Road Trip

This year I am taking at least one road trip. The first is in the planning stages: agree dates, book ferry, consider route, juggle loose itinerary, and channel my inner Jack Kerouac: “Nothing behind me, everything ahead of me, as is ever so on the road.” There is something about hitting the road, pointing the car and just driving where the spirit takes you, that represents liberation, escape, flight. Not least when the destination is uncertain. Culturally, most of my road trip notions are tethered to America. Take Simon and Garfunkel’s one word title song, ‘America’, and what’s it about? A road trip, of course. Cathy, I said as we boarded a Greyhound in Pittsburgh / Michigan seems like a dream to me now / It took me four days to hitchhike from Saginaw / I’ve gone to look for America.”

I love the idea of wide-open highways stretching for miles, and going on an inner-search for something indefinable. Meet a truck here, a truck there: desert, mountain, one horse town, window down, cheap motel. Parts of it are like that, for sure, as I learned last summer when I drove through Big Sky Country, where I found the scale of the landscape frighteningly vast. Too huge. That’s when I could finally understand Kerouac’s writing, because now I could answer his question in ‘On The Road’: “What is that feeling when you’re driving away from people and they recede on the plain till you see their specks dispersing? – it’s the too-huge world vaulting us, and it’s good-bye. But we lean forward to the next crazy venture beneath the skies.”

America planted the road trip in our consciousness and in our dreams as far back as 1936 with Clark Gable and Claudette Colbert hopscotching across states in ‘It Happened One Night.’ Ejected off a greyhound bus, they take to hitching a ride, unsuccessfully, until Colbert (shockingly for the time) hikes up her skirt and shakes her shapely leg. Screeching brakes, a car grinds to a halt. I wonder if that technique would speed one’s journey from Florida to New York City these days? ‘It Happened One Night’ speaks to the romance of the road trip. The chance encounters, the unexpected turns, the liaisons cut short as you blow on through like tumbleweed. This conundrum of meeting, then falling, then leaving appealed to Kerouac’s rolling stone nature as he described, “a pain stabbed my heart, as it did every time I saw a girl I loved who was going the opposite direction in this too-big world.”

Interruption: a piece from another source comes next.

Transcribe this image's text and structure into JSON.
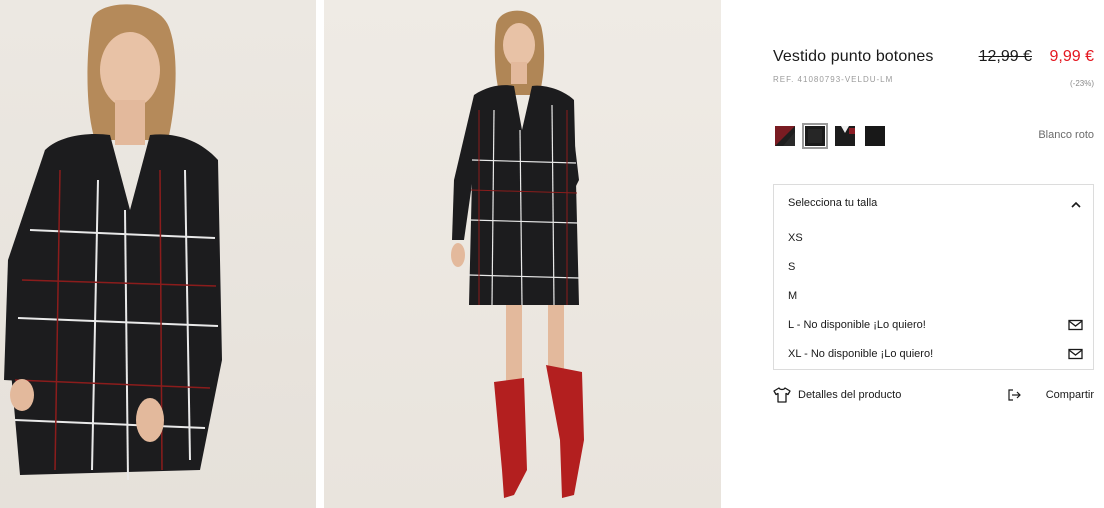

How about ‘Thelma and Louise’ or ‘Sideways’? The former, two women road trip buddies turned fugitive; the latter, two men attempting to sow their aged wild oats on a road trip through the wine region of California before one of them gets married. In both films the road trip is the ultimate act of defiance and escape. Not that I’ll be modelling my road trip on Thelma and Louise, I plan to return.

Although not in the road trip genre, the film Ladybird has a scene where the main character, a 17 year-old schoolgirl in transition from high school to university, drives across a nondescript bridge, looking out onto an unremarkable creek, somewhere in Northern California. At this moment she feels like a horse without a bridle, she is loosed, and filled with possibility. I like this scene because I’ve been her; because some of my happiest, most expansive, indefinable, soaring moments have been those spent driving alone in my car, care-less. Environmental scourge it might be, but the car is an inescapable symbol of freedom and opportunity, and, when it is denied to women in certain countries it is a dangerous means of control, suppression, disempowerment and wing clipping.

As for the second road trip I shall be taking this year: well, that one I don’t plan to go on alone. It might be more winding laneways and dry stonewalls than wide-open highways and the Grand Canyon, but it will be no less of a road trip for it. Hello, I’m speaking to two of you out there, you know who you are – when are we going?